Prior to December 15, 2035, the Company may redeem some or all of the notes at a price equal to 100% of the principal amount of the notes plus a “make-whole” premium @ T+20 bps, plus accrued and unpaid interest, if any, to, but excluding, the date of redemption.

 

After December 15, 2035, the Company may redeem some or all of the notes at a price equal to 100% of the principal amount of the notes, plus accrued and unpaid interest, if any, to, but excluding, the date of redemption.

Trade Date    November 6, 2025
Settlement   

T+4; November 13, 2025

 

It is expected that delivery of the notes will be made against payment therefor on or about November 13, 2025, which is the fourth business day following the date hereof (such settlement cycle being referred to as “T+4”). Under Rule 15c6-1 under the Exchange Act, trades in the secondary market generally are required to settle in one business day unless the parties to any such trade expressly agree otherwise. Accordingly, purchasers who wish to trade the notes on any date prior to the first business day before delivery thereof will be required, by virtue of the fact that the notes initially will settle in T+4, to specify an alternative settlement cycle at the time of any such trade to prevent failed settlement. Purchasers of the notes who wish to trade the notes prior to the first business day preceding their date of delivery hereunder should consult their own advisors.


CUSIP    26969P AC2
ISIN    US26969PAC23
Ratings (Moody’s / S&P)*    Baa2 / BBB
Denominations/multiple    $2,000 and integral multiples of $1,000 in excess thereof
Joint book-running managers   

J.P. Morgan Securities LLC

BofA Securities, Inc.

Wells Fargo Securities, LLC

PNC Capital Markets LLC

Truist Securities, Inc.

Co-managers    Huntington Securities, Inc.

 

 

 

*

Note: A securities rating is not a recommendation to buy, sell or hold securities and may be revised or withdrawn at any time.

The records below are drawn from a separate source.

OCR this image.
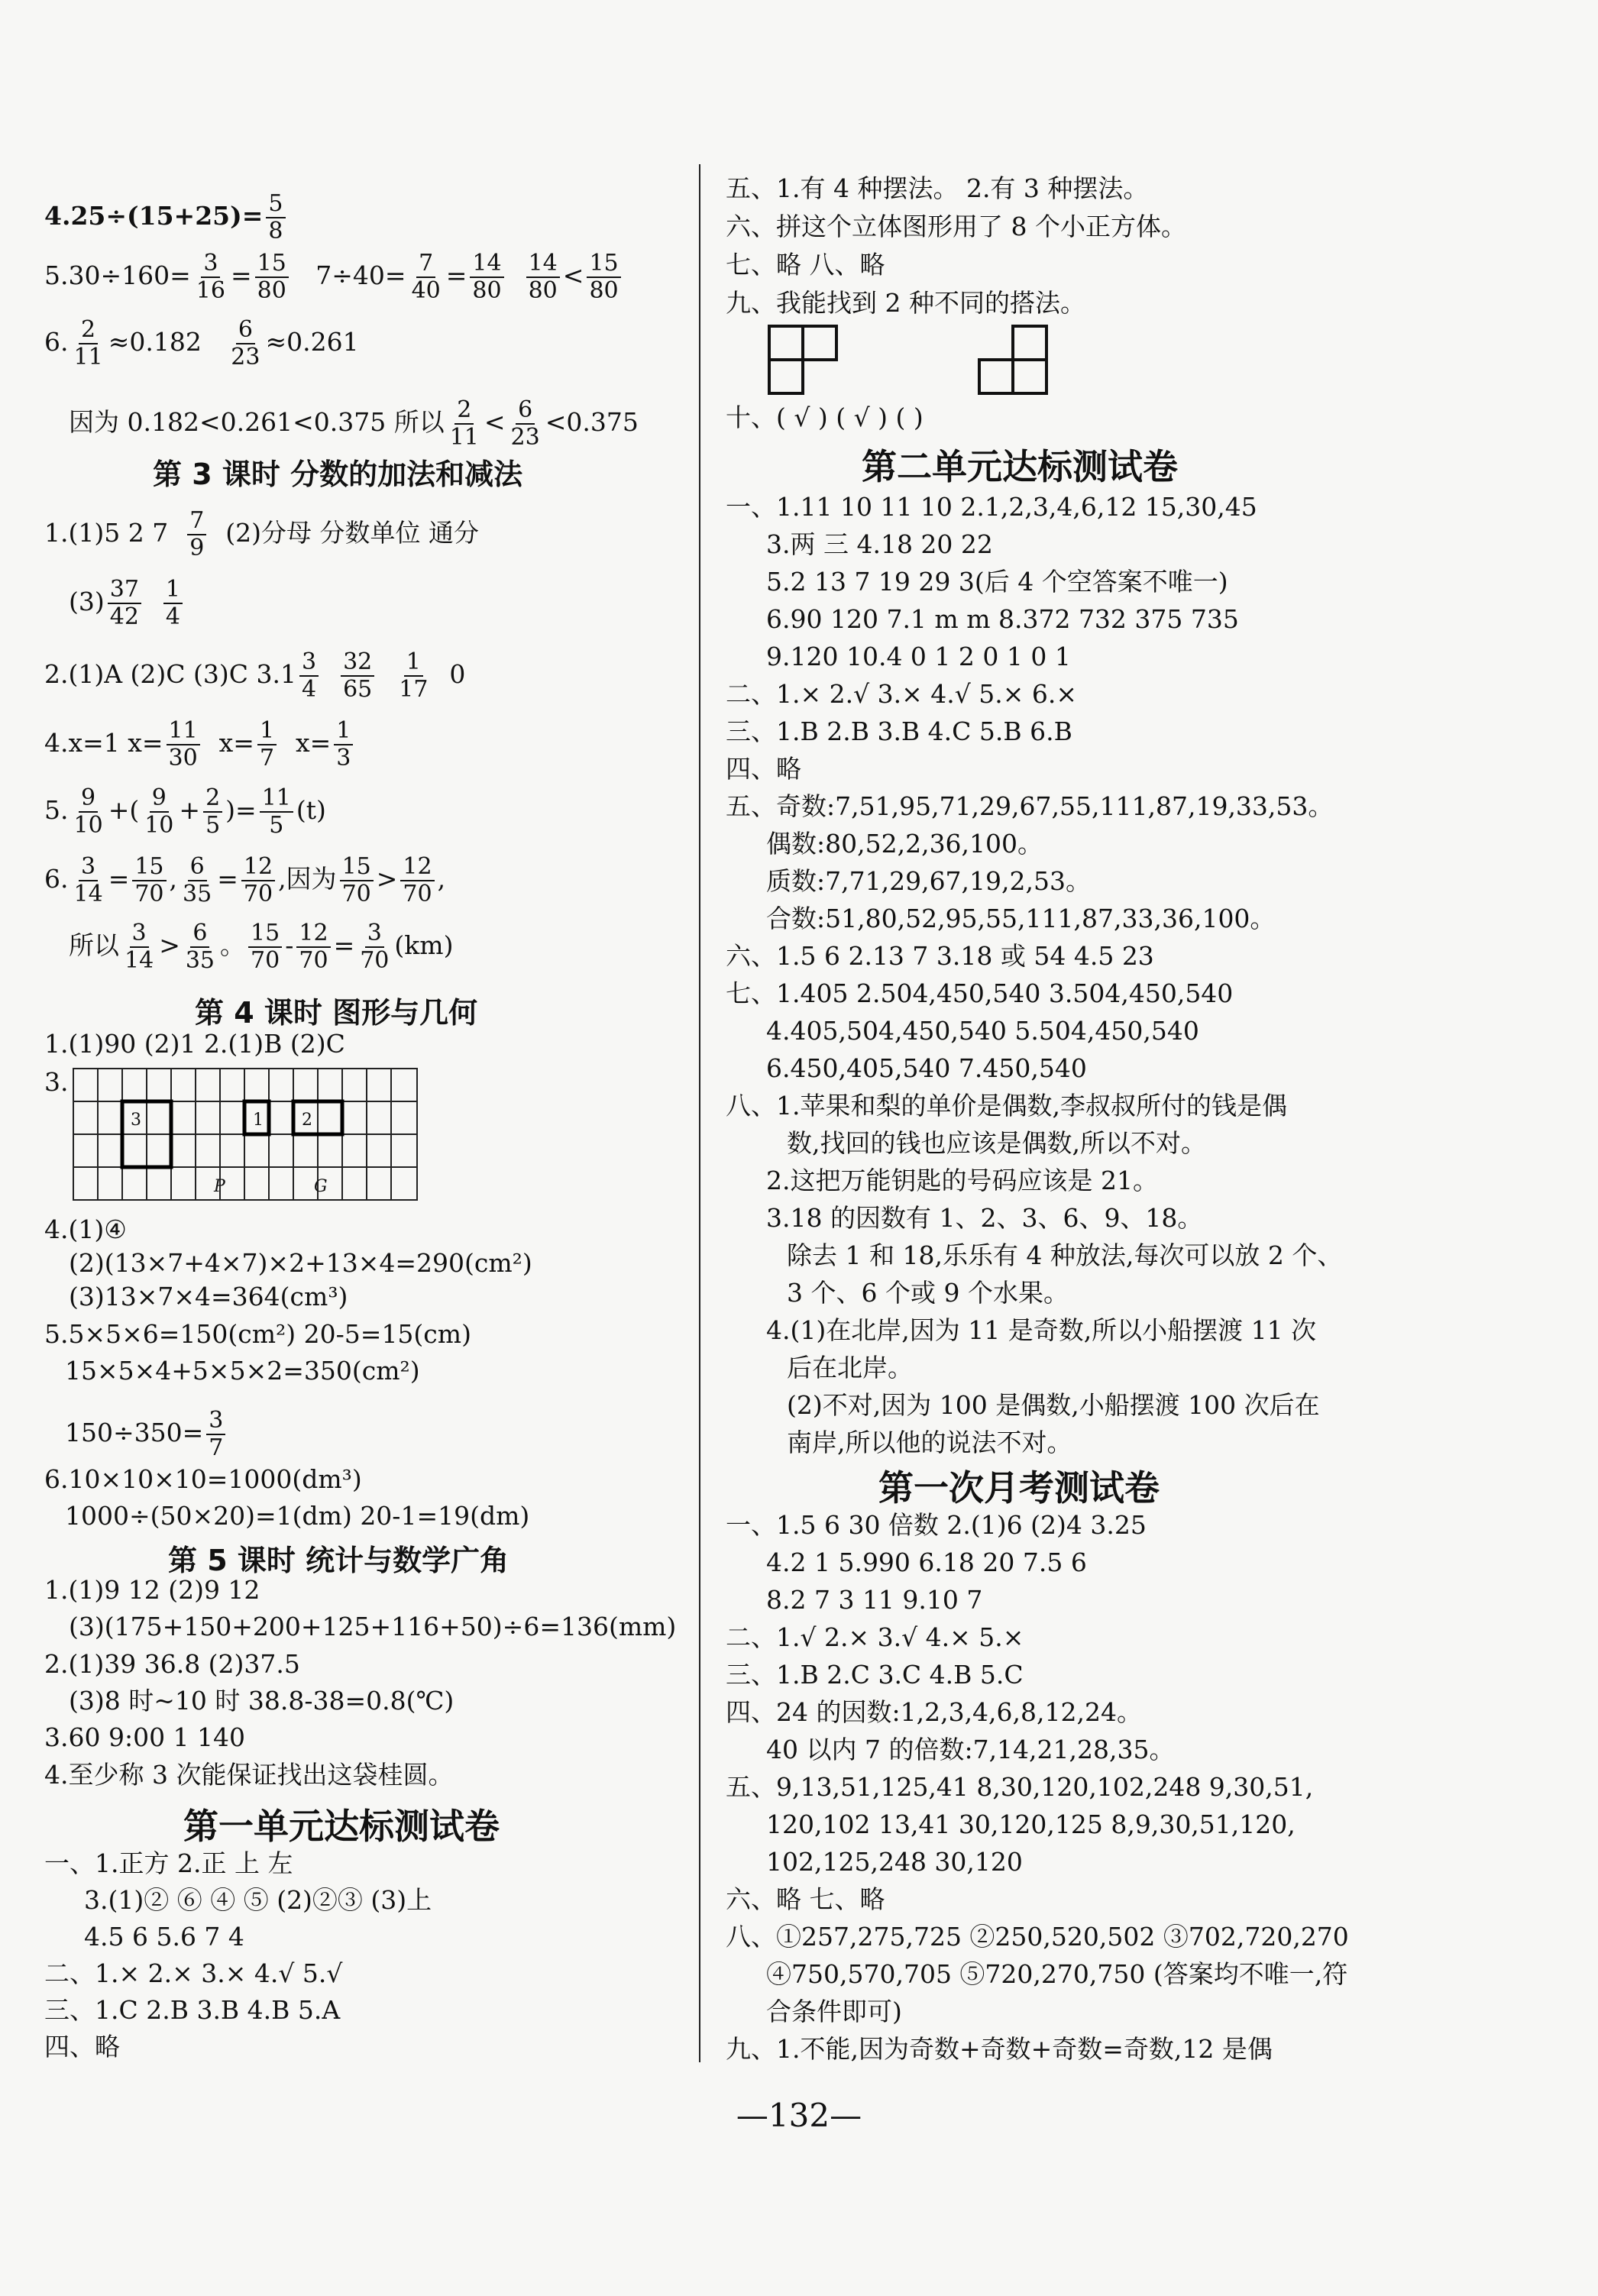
$4.25\div(15+25)= \frac{5}{8}$
$5.30\div 160= \frac{3}{16} = \frac{15}{80} 7\div 40= \frac{7}{40} = \frac{14}{80}$
$\frac{14}{80} < \frac{15}{80}$
6. $\frac{2}{11} \approx 0.182 \frac{6}{23} \approx 0.261$
因为 0.182<0.261<0.375 所以 $\frac{2}{11} < \frac{6}{23} <0.375$
第 3 课时 分数的加法和减法
1.(1)5 2 $7 \frac{7}{9} (2)$分母 分数单位 通分
$(3) \frac{37}{42}$
$\frac{1}{4}$
2.(1)A (2)C (3)C $3.1 \frac{3}{4}$
$\frac{32}{65}$
$\frac{1}{17} 0$
4.x=1 $x= \frac{11}{30} x= \frac{1}{7} x= \frac{1}{3}$
5. $\frac{9}{10}$ +( $\frac{9}{10} + \frac{2}{5}$ )= $\frac{11}{5} (t)$
6. $\frac{3}{14} = \frac{15}{70}$ , $\frac{6}{35} = \frac{12}{70}$ ,因为 $\frac{15}{70} > \frac{12}{70}$ ,
所以 $\frac{3}{14} > \frac{6}{35}$ 。 $\frac{15}{70} - \frac{12}{70} = \frac{3}{70} (km)$
第 4 课时 图形与几何
1.(1)90 (2)1 2.(1)B (2)C
3.
3	1 2
P	G
4.(1)④
(2)(13×7+4×7)×2+13×4=290(cm²)
(3)13×7×4=364(cm³)
5.5×5×6=150(cm²) 20-5=15(cm)
15×5×4+5×5×2=350(cm²)
$150\div 350= \frac{3}{7}$
6.10×10×10=1000(dm³)
1000÷(50×20)=1(dm) 20-1=19(dm)
第 5 课时 统计与数学广角
1.(1)9 12 (2)9 12
(3)(175+150+200+125+116+50)÷6=136(mm)
2.(1)39 36.8 (2)37.5
(3)8 时~10 时 38.8-38=0.8(℃)
3.60 9:00 1 140
4.至少称 3 次能保证找出这袋桂圆。
第一单元达标测试卷
一、1.正方 2.正 上 左
3.(1)② ⑥ ④ ⑤ (2)②③ (3)上
4.5 6 5.6 7 4
二、1.× 2.× 3.× 4.√ 5.√
三、1.C 2.B 3.B 4.B 5.A
四、略
五、1.有 4 种摆法。 2.有 3 种摆法。
六、拼这个立体图形用了 8 个小正方体。
七、略 八、略
九、我能找到 2 种不同的搭法。
十、( √ ) ( √ ) ( )
第二单元达标测试卷
一、1.11 10 11 10 2.1,2,3,4,6,12 15,30,45
3.两 三 4.18 20 22
5.2 13 7 19 29 3(后 4 个空答案不唯一)
6.90 120 7.1 m m 8.372 732 375 735
9.120 10.4 0 1 2 0 1 0 1
二、1.× 2.√ 3.× 4.√ 5.× 6.×
三、1.B 2.B 3.B 4.C 5.B 6.B
四、略
五、奇数:7,51,95,71,29,67,55,111,87,19,33,53。
偶数:80,52,2,36,100。
质数:7,71,29,67,19,2,53。
合数:51,80,52,95,55,111,87,33,36,100。
六、1.5 6 2.13 7 3.18 或 54 4.5 23
七、1.405 2.504,450,540 3.504,450,540
4.405,504,450,540 5.504,450,540
6.450,405,540 7.450,540
八、1.苹果和梨的单价是偶数,李叔叔所付的钱是偶
数,找回的钱也应该是偶数,所以不对。
2.这把万能钥匙的号码应该是 21。
3.18 的因数有 1、2、3、6、9、18。
除去 1 和 18,乐乐有 4 种放法,每次可以放 2 个、
3 个、6 个或 9 个水果。
4.(1)在北岸,因为 11 是奇数,所以小船摆渡 11 次
后在北岸。
(2)不对,因为 100 是偶数,小船摆渡 100 次后在
南岸,所以他的说法不对。
第一次月考测试卷
一、1.5 6 30 倍数 2.(1)6 (2)4 3.25
4.2 1 5.990 6.18 20 7.5 6
8.2 7 3 11 9.10 7
二、1.√ 2.× 3.√ 4.× 5.×
三、1.B 2.C 3.C 4.B 5.C
四、24 的因数:1,2,3,4,6,8,12,24。
40 以内 7 的倍数:7,14,21,28,35。
五、9,13,51,125,41 8,30,120,102,248 9,30,51,
120,102 13,41 30,120,125 8,9,30,51,120,
102,125,248 30,120
六、略 七、略
八、①257,275,725 ②250,520,502 ③702,720,270
④750,570,705 ⑤720,270,750 (答案均不唯一,符
合条件即可)
九、1.不能,因为奇数+奇数+奇数=奇数,12 是偶
—132—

The Issuer has filed a registration statement (including a prospectus), as amended, and a preliminary prospectus supplement with the SEC for the offering to which this communication relates. Before you invest, you should read the prospectus in that registration statement, the preliminary prospectus supplement and other documents the Issuer has filed with the SEC for more complete information about the Issuer and this offering. You may get these documents for free by visiting EDGAR on the SEC’s website at www.sec.gov. Alternatively, you may request that a copy of the prospectus and the preliminary prospectus supplement be mailed to you free of charge by calling J.P. Morgan collect at 1-212-834-4533, BofA Securities, Inc. at 1-800-294-1322 or Wells Fargo Securities, LLC at 1-800-645-3751.